Fig. 2: Refining the gauge-field discretization.

a, We consider pure gauge QED in two spatial dimensions with periodic boundary conditions, that is on a lattice on the surface of a torus. As before, the gauge field resides on the links of the lattice, although the vertices remain empty. b, We consider the smallest instance of such a torus. It has four empty sites and eight gauge-field links. The ground state of this particular system can be described with three separate circulation paths of the gauge field, which are called rotators, as discussed in ‘Pure gauge 2D-QED’ in Methods. Each rotator satisfies an eigenvalue equation equivalent to a single-link gauge field and can, thus, be subject to the same truncation rules as discussed in the main text by employing a d-level qudit. Here, we demonstrate the difference between a realization employing qutrits and ququints. c, The variational circuit in the electric representation (see main text) for the qutrit truncation (solid lines) and the ququint truncation (all, except shaded box marked with qutrit symbol). The explicit form of the gates employed is given in ‘Variational circuit’ in Methods. d, Experimentally measured expectation values of the plaquette operator \(\hat{\square }\) in the VQE-optimized ground states using qutrits (light blue and orange triangles) compared to ququints (dark blue and red pentagons).
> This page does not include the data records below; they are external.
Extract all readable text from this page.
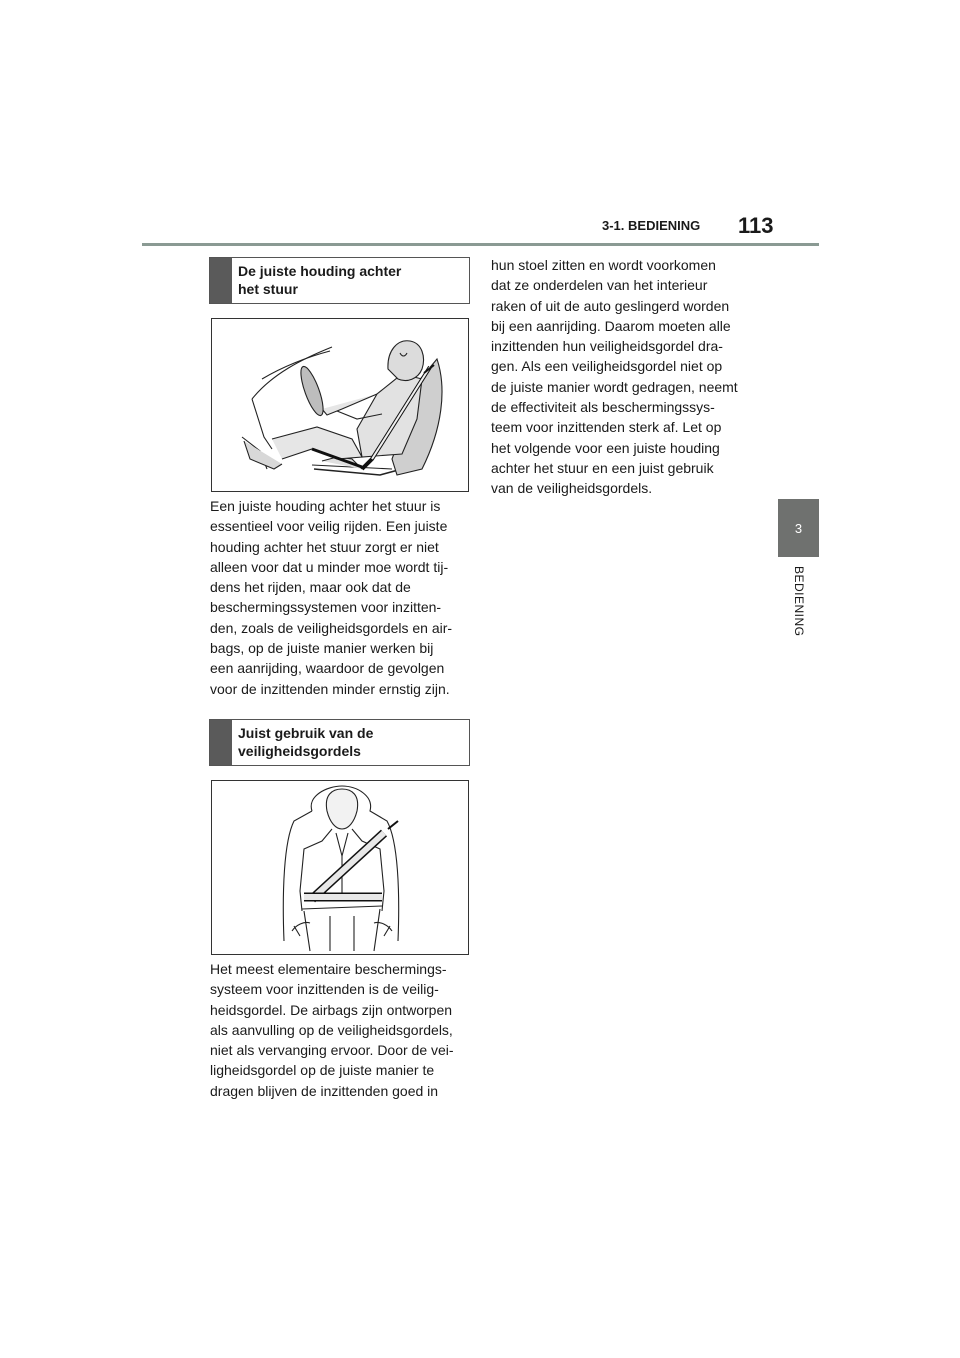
3-1. BEDIENING 113
3
BEDIENING
De juiste houding achter
het stuur
Een juiste houding achter het stuur is
essentieel voor veilig rijden. Een juiste
houding achter het stuur zorgt er niet
alleen voor dat u minder moe wordt tij-
dens het rijden, maar ook dat de
beschermingssystemen voor inzitten-
den, zoals de veiligheidsgordels en air-
bags, op de juiste manier werken bij
een aanrijding, waardoor de gevolgen
voor de inzittenden minder ernstig zijn.
Juist gebruik van de
veiligheidsgordels
Het meest elementaire beschermings-
systeem voor inzittenden is de veilig-
heidsgordel. De airbags zijn ontworpen
als aanvulling op de veiligheidsgordels,
niet als vervanging ervoor. Door de vei-
ligheidsgordel op de juiste manier te
dragen blijven de inzittenden goed in
hun stoel zitten en wordt voorkomen
dat ze onderdelen van het interieur
raken of uit de auto geslingerd worden
bij een aanrijding. Daarom moeten alle
inzittenden hun veiligheidsgordel dra-
gen. Als een veiligheidsgordel niet op
de juiste manier wordt gedragen, neemt
de effectiviteit als beschermingssys-
teem voor inzittenden sterk af. Let op
het volgende voor een juiste houding
achter het stuur en een juist gebruik
van de veiligheidsgordels.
The error bars indicate one standard deviation of statistical uncertainty from Monte Carlo resampling around the measured value, averaged over 150 (300) repetitions for qutrits (ququints). The black line represents numerical results obtained for d = 21 using the electric (magnetic) representation for small (large) values of g⁻². The dashed lines are exact numerical results for qutrits and ququints. e, The duality between the electric representations (orange bars) and the magnetic representations (blue bars) is clearly seen in the experimentally measured populations of the eigenvectors of the yellow rotator from b for the qutrit VQE experiment and ququint experiment. The grey bars were obtained with exact diagonalization. In the regime dominated by the electric Hamiltonian (small g⁻²), a qutrit representation (light orange) is enough to approximate the correct ground state, whereas for larger g⁻², truncation errors become more relevant and a ququint representation (dark orange) becomes advantageous. A complementary argument applies to the magnetic qutrit (light blue) and ququint (dark blue) representations.